Inhaltlich geht es Zuloaga vor allem darum, in seinen Bildern „Wahrheit“ zu zeigen. Wahrheit, das bedeutet für ihn: die Seele der einfachen Menschen Spaniens. Doch es ist kein quasi-dokumentarischer Realismus, den wir in seinen Gemälden finden – sie sind durch und durch inszenierte Abstraktion und symbolisches Destillat dessen, was er als die „Wahrheit“ der einfachen Menschen und der Marginalisierten ansieht. Und diese symbolische Darstellung ist vielschichtig: Der besondere künstlerische Wert von Zuloagas Werk liegt mindestens zum Teil auch darin begründet, dass die Bilder auf so vielen Ebenen lesbar und so für verschiedene Zielgruppen interessant sind. Dass diese Vielschichtigkeit keineswegs zufällig ist, belegen Notizen des Künstlers auf verschiedenen Skizzen, in denen die Bedeutung konkreter Elemente der Gemälde festgehalten sind.
Zu Lebzeiten kommerziell international ausgesprochen erfolgreich, prägten seine Gemälde nachhaltig das Bild von Spanien in der Welt – den "Mythos Spaniens“. Zum Leidwesen vieler Spanier, die ihm „unpatriotisches“ Verhalten vorwarfen: Dieses Bild Spaniens sei zu sehr vom Ausland geformt, hieß es. Bis heute ist Zuloaga in seiner Heimat umstritten – nicht ausschließlich, aber auch aus diesem Grund.
Rund 80 Werke aus der ganzen Welt hat man für diese als Kooperation zwischen der Kunsthalle München und dem BUCERIUS KUNST FORUM entstandene Ausstellung zusammengetragen. Es ist also eine umfassende Zuloaga-Ausstellung, die in ähnlicher Form wohl so schnell nicht wieder realisierbar sein dürfte. Schon deshalb lohnt ein Besuch. Gegliedert ist die Ausstellung in mehrere thematische Kapitel, die einen wirklich systematischen Zugang zum Schaffen des Künstlers ermöglichen.

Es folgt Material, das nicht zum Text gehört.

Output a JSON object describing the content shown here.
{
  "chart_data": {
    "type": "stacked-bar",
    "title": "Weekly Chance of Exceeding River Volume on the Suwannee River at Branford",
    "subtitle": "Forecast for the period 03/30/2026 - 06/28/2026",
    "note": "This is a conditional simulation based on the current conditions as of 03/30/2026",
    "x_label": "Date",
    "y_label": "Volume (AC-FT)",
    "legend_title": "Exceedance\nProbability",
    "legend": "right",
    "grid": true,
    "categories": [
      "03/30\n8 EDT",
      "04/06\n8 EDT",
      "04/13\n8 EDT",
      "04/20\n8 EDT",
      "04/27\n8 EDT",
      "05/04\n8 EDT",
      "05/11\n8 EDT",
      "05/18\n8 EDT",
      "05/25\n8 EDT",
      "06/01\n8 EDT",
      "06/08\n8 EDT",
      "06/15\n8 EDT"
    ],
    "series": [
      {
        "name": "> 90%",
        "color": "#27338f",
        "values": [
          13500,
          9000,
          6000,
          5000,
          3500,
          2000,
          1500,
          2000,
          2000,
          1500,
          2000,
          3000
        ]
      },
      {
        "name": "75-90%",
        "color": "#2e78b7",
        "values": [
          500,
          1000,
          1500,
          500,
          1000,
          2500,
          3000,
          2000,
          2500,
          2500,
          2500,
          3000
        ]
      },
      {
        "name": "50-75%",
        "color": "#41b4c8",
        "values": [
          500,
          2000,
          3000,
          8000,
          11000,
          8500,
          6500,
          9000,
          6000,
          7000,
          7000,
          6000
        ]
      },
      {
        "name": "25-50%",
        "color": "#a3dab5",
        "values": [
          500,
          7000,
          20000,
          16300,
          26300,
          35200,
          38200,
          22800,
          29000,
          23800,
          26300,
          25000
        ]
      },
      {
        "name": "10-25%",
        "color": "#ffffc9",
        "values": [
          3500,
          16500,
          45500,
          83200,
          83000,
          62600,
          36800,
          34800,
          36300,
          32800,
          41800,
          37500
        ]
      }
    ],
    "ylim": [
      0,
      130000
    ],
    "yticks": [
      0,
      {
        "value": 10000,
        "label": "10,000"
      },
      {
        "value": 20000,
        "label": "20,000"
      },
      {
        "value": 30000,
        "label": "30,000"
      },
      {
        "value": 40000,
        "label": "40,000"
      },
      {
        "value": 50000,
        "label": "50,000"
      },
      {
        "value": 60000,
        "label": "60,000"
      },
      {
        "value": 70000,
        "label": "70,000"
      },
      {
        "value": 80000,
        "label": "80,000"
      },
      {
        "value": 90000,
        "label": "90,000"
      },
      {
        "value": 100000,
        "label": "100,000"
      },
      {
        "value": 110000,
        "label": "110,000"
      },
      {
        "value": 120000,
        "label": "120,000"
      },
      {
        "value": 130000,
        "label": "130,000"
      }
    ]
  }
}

Und nicht zuletzt muss man den Organisatoren beipflichten: Man sollte Zuloaga in Deutschland wiederentdecken. Denn abgesehen von der historischen, kulturellen und formal-künstlerischen Bedeutung seines Werks ziehen einen die Gemälde unmittelbar in ihren Bann: Obwohl seine „einfachen Menschen Spaniens“ Typen sind – es werden oftmals dieselben Modelle für verschiedene „Rollen“ verwendet – wirken sie auf faszinierende Weise lebendig, echt und – ja: „wahr“.
Fazit also: Unbedingt anschauen! Zu sehen ist Mythos Spanien noch bis zum 26. Mai 2024.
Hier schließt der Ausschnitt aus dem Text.